Mining Sequential Learning Trajectories With Hidden Markov Models For Early Prediction of At-Risk Students in E-Learning Environments

With the onset of online education via technology-enhanced learning platforms, large amount of educational data is being generated in the form of logs, clickstreams, performance, etc. These Virtual Learning Environments provide an opportunity to the researchers for the application of educational data mining and learning analytics, for mining the students learning behavior. This further helps them in data-driven decision making through timely intervention via early warning systems (EWS), reflecting and optimizing educational environments, and refining pedagogical designs. In this, the role of EWS is to timely identify the at-risk students.
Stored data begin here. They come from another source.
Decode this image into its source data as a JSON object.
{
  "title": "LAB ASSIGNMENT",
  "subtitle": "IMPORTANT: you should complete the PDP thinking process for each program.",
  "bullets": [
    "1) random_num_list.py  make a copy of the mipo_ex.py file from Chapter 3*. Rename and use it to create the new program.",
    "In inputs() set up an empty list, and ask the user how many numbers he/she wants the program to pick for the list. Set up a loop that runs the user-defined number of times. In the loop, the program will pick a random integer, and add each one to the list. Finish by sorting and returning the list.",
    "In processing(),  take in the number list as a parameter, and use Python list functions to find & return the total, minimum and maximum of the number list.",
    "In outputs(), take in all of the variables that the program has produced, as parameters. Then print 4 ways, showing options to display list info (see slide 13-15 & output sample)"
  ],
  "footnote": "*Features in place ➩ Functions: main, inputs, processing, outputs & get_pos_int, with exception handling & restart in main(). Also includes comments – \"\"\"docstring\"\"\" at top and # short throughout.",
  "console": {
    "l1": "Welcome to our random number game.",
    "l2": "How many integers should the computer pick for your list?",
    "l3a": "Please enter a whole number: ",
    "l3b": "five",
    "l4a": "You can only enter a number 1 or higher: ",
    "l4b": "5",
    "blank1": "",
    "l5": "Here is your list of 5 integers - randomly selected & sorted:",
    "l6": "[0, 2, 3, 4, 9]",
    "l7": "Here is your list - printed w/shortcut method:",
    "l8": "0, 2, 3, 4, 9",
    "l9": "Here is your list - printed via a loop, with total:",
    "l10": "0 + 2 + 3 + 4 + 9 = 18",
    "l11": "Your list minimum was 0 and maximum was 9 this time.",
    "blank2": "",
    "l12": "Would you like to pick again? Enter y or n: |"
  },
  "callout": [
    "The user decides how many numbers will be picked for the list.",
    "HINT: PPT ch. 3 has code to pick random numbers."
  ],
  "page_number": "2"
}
This study proposes a modeling methodology deploying interpretable Hidden Markov Model for mining of the sequential learning behavior built upon derived performance features from light-weight assessments. The public OULA dataset having diversified courses and 32 593 student records is used for validation. The results on the unseen test data achieve a classification accuracy ranging from 87.67% to 94.83% and AUC from 0.927 to 0.989, and outperforms other baseline models. For implementation of EWS, the study also predicts the optimal time-period, during the first and second quarter of the course with sufficient number of light-weight assessments in place. With the outcomes, this study tries to establish an efficient generalized modeling framework that may lead the higher educational institutes toward sustainable development.